Dwight Clark, former San Francisco 49er best known for “The Catch,” has died at the age of 61 from A.L.S. He announced in March of 2017 that he had the disease. You can read about it here.
This is a painful loss for those of us who lived in the Bay Area at the time the 49ers rose from mediocrity to greatness. Even people who weren’t big 49ers fans knew who Dwight Clark was.
I was sad to read a few months ago that Clark had ALS. One of my high school classmates died of the disease back in 2015 (fairly young, too), and it’s just horrible what victims and their loved ones have to go through.
I will always remember “The Catch”. Clark was a very underrated receiver, IMO.
I was fortunate enough to get my first post-college job in SF in the summer of 1981, when the Niners were coming off several bad years, and season tickets were relatively cheap. Only time in my life I’ve timed a market correctly, as the greatest team of all time, up to then anyway, began their dynasty under Walsh, Montana, and Clark, among many others (despite following NFL football to this day, the early 80’s Niners is still the only team I could name all 22 starters).
I had no idea Clark was ill, let alone ALS. Makes the stuff I bitch about seem trivial.
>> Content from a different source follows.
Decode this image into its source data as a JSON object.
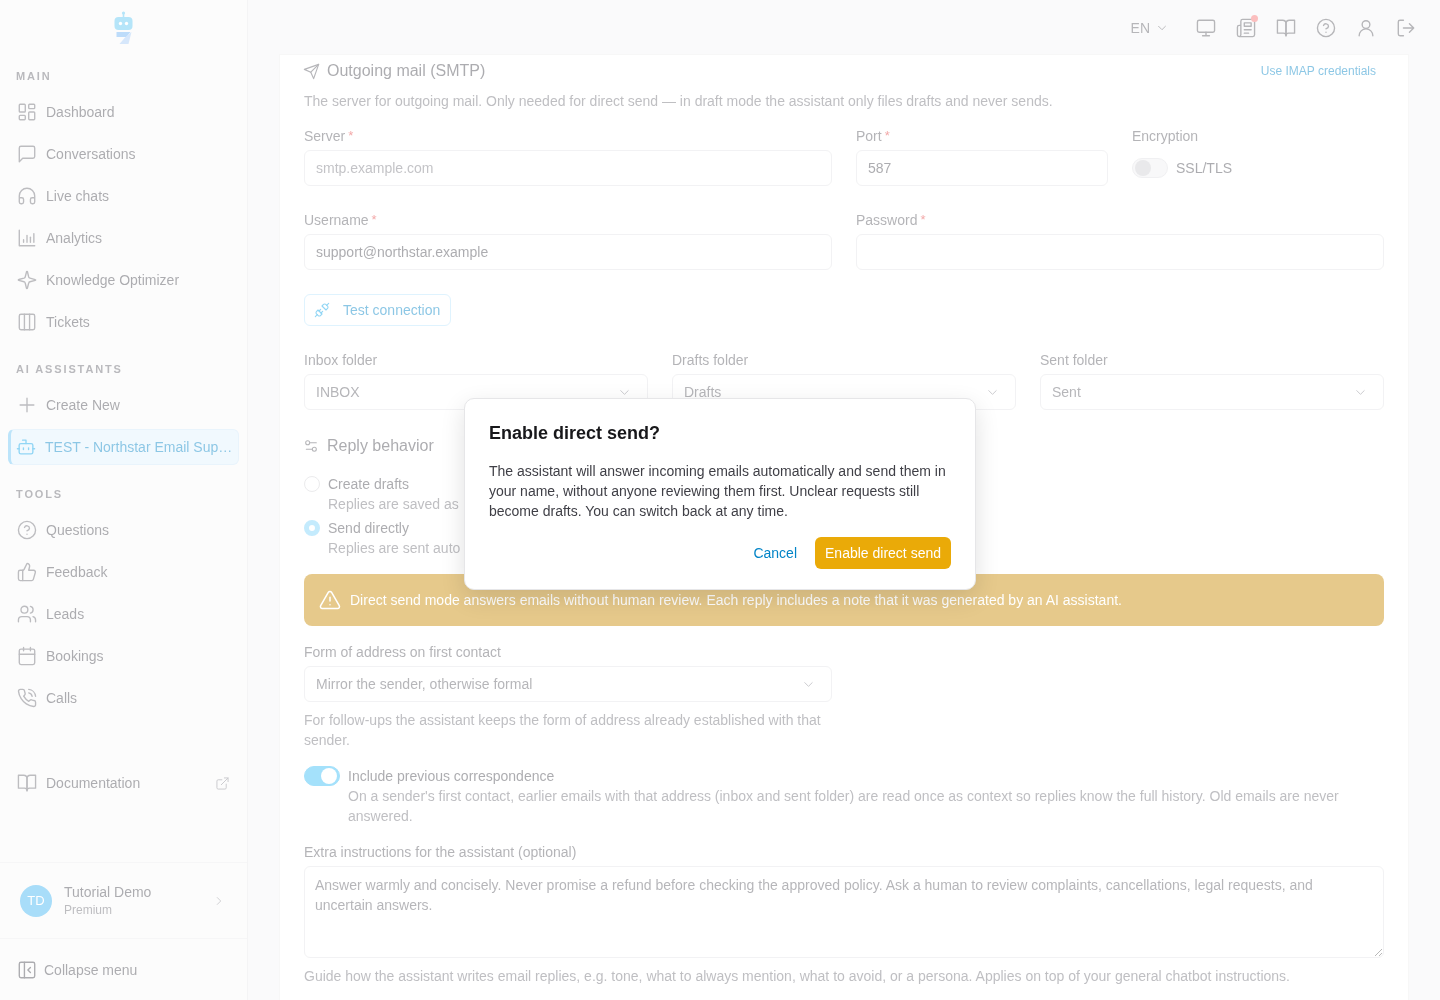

I hope he’s in the big all-star game in the sky.
The last few years of Clark’s life have been fairly well publicized here in the Bay Area; he’s had a weekly lunch with a litany of former teammates and other pro athletes, which has garnered a lot of attention. It’s been heartwarming to see how much love people had for the man.
I won’t say I remember that game like it was yesterday, but it was one hell of a game. My recollection (the box score at Pro Football Reference.com sucks; can’t find a good one) is that the Cowboys scored to go ahead 27-21 with more than just a couple minutes left. Three and a half minutes? Five minutes? Something in that range.
And they went into their ‘prevent’ defense, as if the clock was under 2 minutes. Big mistake. Because Walsh and Montana took full advantage of having time to work with. They didn’t play it like a regular drive - there wasn’t that much time - but along with the usual two-minute-offense sorts of plays, they mixed in runs and short passes that the ‘prevent’ defense gave them almost for free. It was a fucking brilliant drive.
The game-winning touchdown catch in the 1982 playoff game between Clark’s 49ers and the Dallas Cowboys. Not only was it an amazing feat of athleticism, it symbolically marked the end of the Cowboys dominance in the 70s and the beginning of the 49ers dynasty of the 80s.
I’m not sure if the link has been fully proven, but there have been a number of former players who have developed it, including Clark, Steve Gleason, and Kevin Turner, and researchers do suspect that there is a link.
Turner died in 2016 (Gleason is still alive), and an autopsy revealed CTE in his brain.